'Fasten Your Seatbelts' For Bumpy Times Ahead in Startupland, Say Analysts

Ben Bergman

Ben Bergman is the newsroom's senior finance reporter. Previously he was a senior business reporter and host at KPCC, a senior producer at Gimlet Media, a producer at NPR's Morning Edition, and produced two investigative documentaries for KCET. He has been a frequent on-air contributor to business coverage on NPR and Marketplace and has written for The New York Times and Columbia Journalism Review. Ben was a 2017-2018 Knight-Bagehot Fellow in Economic and Business Journalism at Columbia Business School. In his free time, he enjoys skiing, playing poker, and cheering on The Seattle Seahawks.

'Fasten Your Seatbelts' For Bumpy Times Ahead in Startupland, Say Analysts

A pair of new outlooks offer a sobering view of the next quarters for venture capital, where startup investment will fall significantly, funds will focus on their existing companies at the expense of new ones and distributions to LPs will turn negative for the first time since 2012.

"Fasten your seatbelts," wrote the National Venture Capital Association (NCVA) in a report assessing the impact of the novel coronavirus. "It's going to be a bumpy ride."


The industry trade group notes that about 300 startups have laid off about 30,000 employees nationwide since March 11. "This is likely just the tip of the iceberg for what will be tough times for startups over the coming months," the report says.

A bright spot is that VC funds have plenty of dry powder at the ready – some $120 billion at the start of this year – but about half of typical portfolios are reserved to shore up existing companies with follow-on investments.

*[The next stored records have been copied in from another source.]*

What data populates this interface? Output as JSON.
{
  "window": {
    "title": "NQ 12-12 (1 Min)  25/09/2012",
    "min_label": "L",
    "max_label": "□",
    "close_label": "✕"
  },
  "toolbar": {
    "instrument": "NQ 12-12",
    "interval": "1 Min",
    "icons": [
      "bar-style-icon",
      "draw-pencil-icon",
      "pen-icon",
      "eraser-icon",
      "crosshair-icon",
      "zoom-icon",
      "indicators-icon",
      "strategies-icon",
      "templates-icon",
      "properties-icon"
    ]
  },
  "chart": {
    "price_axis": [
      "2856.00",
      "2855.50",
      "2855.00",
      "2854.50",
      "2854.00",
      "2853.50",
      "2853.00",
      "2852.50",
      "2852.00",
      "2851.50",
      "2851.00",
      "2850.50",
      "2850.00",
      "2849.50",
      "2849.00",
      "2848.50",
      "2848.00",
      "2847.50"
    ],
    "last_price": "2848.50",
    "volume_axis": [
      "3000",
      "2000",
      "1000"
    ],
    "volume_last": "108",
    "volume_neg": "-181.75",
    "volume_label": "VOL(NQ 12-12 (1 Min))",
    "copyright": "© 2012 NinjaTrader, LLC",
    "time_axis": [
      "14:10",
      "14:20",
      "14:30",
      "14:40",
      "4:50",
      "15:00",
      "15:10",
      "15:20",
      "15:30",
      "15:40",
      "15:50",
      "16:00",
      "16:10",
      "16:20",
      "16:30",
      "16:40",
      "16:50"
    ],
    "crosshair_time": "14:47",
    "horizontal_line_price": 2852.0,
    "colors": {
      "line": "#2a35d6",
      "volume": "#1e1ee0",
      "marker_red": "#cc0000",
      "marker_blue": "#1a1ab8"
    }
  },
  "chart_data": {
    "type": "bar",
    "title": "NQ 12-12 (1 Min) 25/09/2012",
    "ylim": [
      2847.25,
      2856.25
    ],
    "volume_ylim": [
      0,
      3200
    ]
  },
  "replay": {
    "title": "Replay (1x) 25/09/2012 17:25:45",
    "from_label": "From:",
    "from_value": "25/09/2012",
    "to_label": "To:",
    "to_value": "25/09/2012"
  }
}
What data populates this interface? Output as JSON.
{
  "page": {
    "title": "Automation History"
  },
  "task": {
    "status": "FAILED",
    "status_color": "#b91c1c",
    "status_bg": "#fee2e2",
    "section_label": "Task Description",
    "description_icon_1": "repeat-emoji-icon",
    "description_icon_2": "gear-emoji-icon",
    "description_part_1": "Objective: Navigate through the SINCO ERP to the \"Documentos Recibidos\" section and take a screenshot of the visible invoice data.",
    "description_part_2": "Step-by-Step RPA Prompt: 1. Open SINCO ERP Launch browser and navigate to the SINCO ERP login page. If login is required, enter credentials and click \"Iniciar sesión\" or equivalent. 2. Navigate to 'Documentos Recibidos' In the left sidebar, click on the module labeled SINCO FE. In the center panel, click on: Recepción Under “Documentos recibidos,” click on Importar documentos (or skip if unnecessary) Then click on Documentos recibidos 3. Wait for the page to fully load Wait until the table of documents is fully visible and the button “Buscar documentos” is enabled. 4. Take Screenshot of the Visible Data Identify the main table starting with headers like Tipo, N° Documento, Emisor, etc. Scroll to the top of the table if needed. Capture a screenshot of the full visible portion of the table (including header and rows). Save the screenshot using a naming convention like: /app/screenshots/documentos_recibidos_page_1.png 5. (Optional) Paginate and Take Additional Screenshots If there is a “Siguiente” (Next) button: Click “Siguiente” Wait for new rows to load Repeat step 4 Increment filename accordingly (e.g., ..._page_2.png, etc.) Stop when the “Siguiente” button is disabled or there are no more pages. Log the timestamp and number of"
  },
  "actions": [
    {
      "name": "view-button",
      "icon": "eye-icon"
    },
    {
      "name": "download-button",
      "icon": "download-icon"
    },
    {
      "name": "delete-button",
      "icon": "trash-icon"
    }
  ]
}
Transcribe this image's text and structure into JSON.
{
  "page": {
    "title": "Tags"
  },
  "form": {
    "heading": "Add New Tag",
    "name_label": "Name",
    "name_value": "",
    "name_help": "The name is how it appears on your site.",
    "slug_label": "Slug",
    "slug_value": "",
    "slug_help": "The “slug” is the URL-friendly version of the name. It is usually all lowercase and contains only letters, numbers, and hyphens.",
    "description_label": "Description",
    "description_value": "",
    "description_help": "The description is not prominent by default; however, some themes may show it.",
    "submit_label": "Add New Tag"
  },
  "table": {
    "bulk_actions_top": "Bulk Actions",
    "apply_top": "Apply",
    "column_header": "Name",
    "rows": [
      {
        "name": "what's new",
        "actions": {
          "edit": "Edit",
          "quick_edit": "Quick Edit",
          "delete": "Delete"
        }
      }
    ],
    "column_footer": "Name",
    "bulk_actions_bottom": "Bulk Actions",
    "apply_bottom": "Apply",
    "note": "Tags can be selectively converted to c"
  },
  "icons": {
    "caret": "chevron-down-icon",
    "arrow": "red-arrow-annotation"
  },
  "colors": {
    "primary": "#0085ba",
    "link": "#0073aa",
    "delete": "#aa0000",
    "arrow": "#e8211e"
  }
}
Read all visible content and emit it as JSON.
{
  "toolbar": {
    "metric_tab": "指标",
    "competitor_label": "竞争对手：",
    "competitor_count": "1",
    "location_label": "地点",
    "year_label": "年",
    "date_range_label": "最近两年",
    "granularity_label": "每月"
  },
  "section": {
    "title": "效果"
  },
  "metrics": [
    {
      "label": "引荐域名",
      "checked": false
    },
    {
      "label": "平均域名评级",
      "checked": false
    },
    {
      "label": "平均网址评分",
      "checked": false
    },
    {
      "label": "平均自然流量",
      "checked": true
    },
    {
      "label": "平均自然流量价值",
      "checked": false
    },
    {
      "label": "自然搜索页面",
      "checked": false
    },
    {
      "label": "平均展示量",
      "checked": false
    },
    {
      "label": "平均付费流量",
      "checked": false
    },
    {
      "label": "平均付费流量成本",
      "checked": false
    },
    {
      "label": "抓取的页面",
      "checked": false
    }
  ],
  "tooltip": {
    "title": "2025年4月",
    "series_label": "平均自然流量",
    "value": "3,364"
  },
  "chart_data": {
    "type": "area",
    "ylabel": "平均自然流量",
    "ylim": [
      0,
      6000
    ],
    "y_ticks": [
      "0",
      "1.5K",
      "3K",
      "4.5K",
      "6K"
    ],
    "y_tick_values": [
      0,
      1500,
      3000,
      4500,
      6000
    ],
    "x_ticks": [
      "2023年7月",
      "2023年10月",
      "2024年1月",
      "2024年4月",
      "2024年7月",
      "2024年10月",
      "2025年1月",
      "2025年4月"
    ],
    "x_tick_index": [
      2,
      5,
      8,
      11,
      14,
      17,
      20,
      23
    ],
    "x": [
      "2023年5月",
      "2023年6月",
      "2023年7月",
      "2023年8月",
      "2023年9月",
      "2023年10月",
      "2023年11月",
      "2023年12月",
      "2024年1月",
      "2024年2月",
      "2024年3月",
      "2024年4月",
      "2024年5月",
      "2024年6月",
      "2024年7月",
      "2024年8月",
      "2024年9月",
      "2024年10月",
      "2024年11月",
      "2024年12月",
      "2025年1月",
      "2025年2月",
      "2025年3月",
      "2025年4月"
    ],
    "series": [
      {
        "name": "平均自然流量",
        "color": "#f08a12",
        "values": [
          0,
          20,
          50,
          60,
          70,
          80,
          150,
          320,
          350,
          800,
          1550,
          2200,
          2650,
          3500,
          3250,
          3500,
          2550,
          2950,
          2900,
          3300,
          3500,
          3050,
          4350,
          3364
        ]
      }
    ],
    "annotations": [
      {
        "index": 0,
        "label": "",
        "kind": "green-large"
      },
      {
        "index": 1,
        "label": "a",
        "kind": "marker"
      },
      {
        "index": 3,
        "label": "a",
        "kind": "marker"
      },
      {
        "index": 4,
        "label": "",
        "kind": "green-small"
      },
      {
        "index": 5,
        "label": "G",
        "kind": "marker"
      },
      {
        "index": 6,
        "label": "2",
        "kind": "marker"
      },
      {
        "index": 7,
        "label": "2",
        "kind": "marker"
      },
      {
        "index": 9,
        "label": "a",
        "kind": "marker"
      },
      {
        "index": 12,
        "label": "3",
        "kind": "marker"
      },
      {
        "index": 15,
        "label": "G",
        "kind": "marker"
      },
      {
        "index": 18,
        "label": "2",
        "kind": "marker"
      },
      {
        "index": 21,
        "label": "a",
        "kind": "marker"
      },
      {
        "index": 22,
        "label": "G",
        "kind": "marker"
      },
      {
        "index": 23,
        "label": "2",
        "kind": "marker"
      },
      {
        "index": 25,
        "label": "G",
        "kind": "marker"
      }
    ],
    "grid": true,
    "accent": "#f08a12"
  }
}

That means if VCs continue to invest at the same pace, that $120 billion will vanish in a year.

VC funds have plenty of dry powder at the ready – some $120 billion at the start of this year.National Venture Capital Association

Funds looking to raise more capital will likely find it much harder as LPs face financial strain of their own and are less willing to commit to a riskier and less liquid asset class. During the global crisis, VC fundraising fell by nearly 60% from 2008 to 2009.

The NCVA also expects a sharp pullback from non-traditional VC investors such as private equity and corporate venture capital (CVC), Last year, investments with CVC funds made up 46% of total deal value, so any reduction would be acutely felt by the startup ecosystem.

"The reality is that companies will shut down—at a higher rate than what is inherent to this risky industry—and there will be waves of layoffs," the NVCA says.

The news is not much better in another note, published Tuesday by Pitchbook. Here are the main takeaways:

    • Older vintages currently are more at risk than they were during the global financial crisis because they are taking longer to liquidate and therefore retaining more unrealized value.
    • Net cash flows to LPs have been positive each year since 2012; however, they believe this will change in 2020 as distributions historically have fallen further than contributions during recessions.
    • Many VCs today are often relying on new fundraising to support follow-on financings, with less capital being held in reserves. Due to the prospect of an ongoing economic disruption, they anticipate many VC funds will shift their capital deployment to concentrate more on supporting existing portfolio companies.